Entre estos síntomas, el más frecuentes es la cefalea, que se da “en entre un 40 y un 60% de los pacientes”. El vicepresidente de la SEN explica que “se trata de una cefalea muy específica cuya descripción ya hicimos desde la Sociedad en mayo del año pasado, siendo los primeros en publicar un artículo en el mundo hablando de cefalea asociada al COVID”. Causa sobre todo dolor de cabeza, con características “habitualmente opresivas, relacionadas a esfuerzos, tos, movimientos de cabeza...”.

LA ANOSMIA (PÉRDIDA DE OLFATO) PUEDE PERDURAR HASTA TRES AÑOS. El siguiente síntoma más habitual es la pérdida del olfato, que afecta a “entre un 30 y un 55%” de pacientes COVID. “Es muy habitual”, apunta el doctor Porta, que también añade que “la mayoría suelen recuperar el olfato entre las primeras cuatro y ocho semanas y solo a un pequeño porcentaje le va a durar más la pérdida”. En la mayoría de casos de anosmia “no hay invasión directa de la neurona olfativa, que es parte del sistema nervioso central, sino del soporte que esta tiene alrededor, llamado epitelio, que es el que la sujeta”.

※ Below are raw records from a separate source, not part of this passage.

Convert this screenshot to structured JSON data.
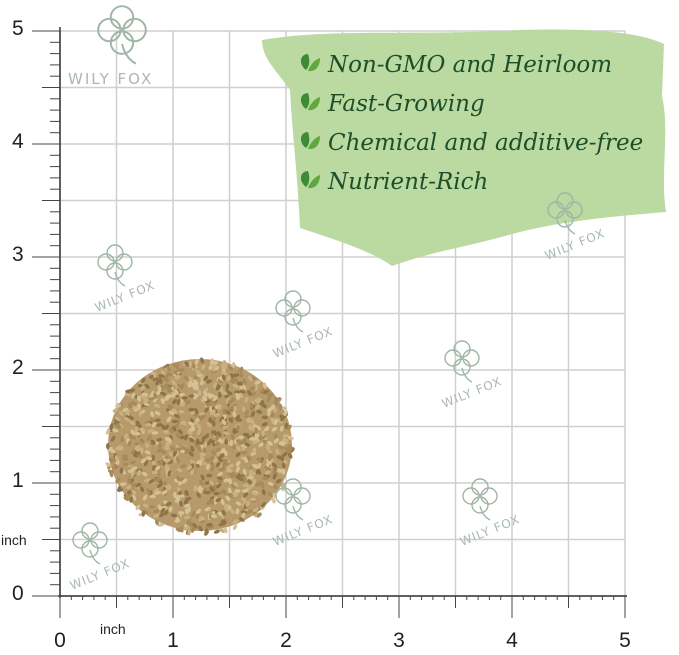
{
  "brand": "WILY FOX",
  "features": [
    "Non-GMO and Heirloom",
    "Fast-Growing",
    "Chemical and additive-free",
    "Nutrient-Rich"
  ],
  "ruler": {
    "vertical_labels": [
      "0",
      "1",
      "2",
      "3",
      "4",
      "5"
    ],
    "horizontal_labels": [
      "0",
      "1",
      "2",
      "3",
      "4",
      "5"
    ],
    "unit_label": "inch"
  }
}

“Sí que es muy típico que los virus destruyan el epitelio y, en consecuencia, se produzca la pérdida del olfato”, indica, añadiendo que, “en la mayoría de los pacientes el epitelio se vuelve a formar y el olfato se recupera en poco tiempo, entres dos, tres o seis semanas tras haber superado la enfermedad”. ¿Por qué se rompe? Porque supone un mecanismo de defensa del propio sistema nervioso: “si yo tengo una vía de entrada a los virus, cuando hay una invasión por uno, esta se va hacia arriba y se muere para evitar que entre, pero luego vuelve a crecer”.

Finalmente, el tercer síntoma más frecuente es la conocida como ‘niebla mental’: “un cuadro que se puede deber a múltiples causas y sobre el que lo importante es saber si está directamente asociado al COVID o hay más factores que entran en juego”. Consiste en la “dificultad para encontrar las palabras dentro de la cabeza” y en tener “problemas de memoria, pensando más las cosas”, así como “un trastorno organizativo” en el que los afectados no saben organizarse bien. “Habitualmente están disgregados y les cuesta mucho incorporarse a su trabajo, aunque si se esfuerzan mucho sí son capaces de hacerlo, con un sobreesfuerzo mayor que antes”, sentencia.

EL RIESGO DE TROMBOSIS VENOSA CEREBRAL SE ELEVA EN UN 4%. “Es mucho más frecuente tener un trastorno trombótico asociado al COVID que a cualquiera de las vacunas que tenemos ahora mismo”, se muestra tajante el vicepresidente de la Sociedad Española de Neurología. Este es un tema escasamente tratado en la actualidad, ensombrecido por los episodios que han generado las vacunas, cuando al principio de la pandemia, entre los meses de marzo y mayo, sí se habló de él porque “aumentó el número de casos” debido también “al aumento de los infectados”.

“Podría asociarse a uno de cada 1.000 habitantes, que no es mucho, pero sigue siendo una probabilidad mucho más alta que la de las vacunas, donde se da en uno de cada millón o de cada 500.000 inoculados”, advierte el doctor Porta. Indica, además, que el perfil de paciente en el que se produce suele ser “joven y con enfermedad más o menos grave asociada a riesgo vascular”. “Ese es el grupo de pacientes que estamos viendo que sufren estos episodios”, asegura.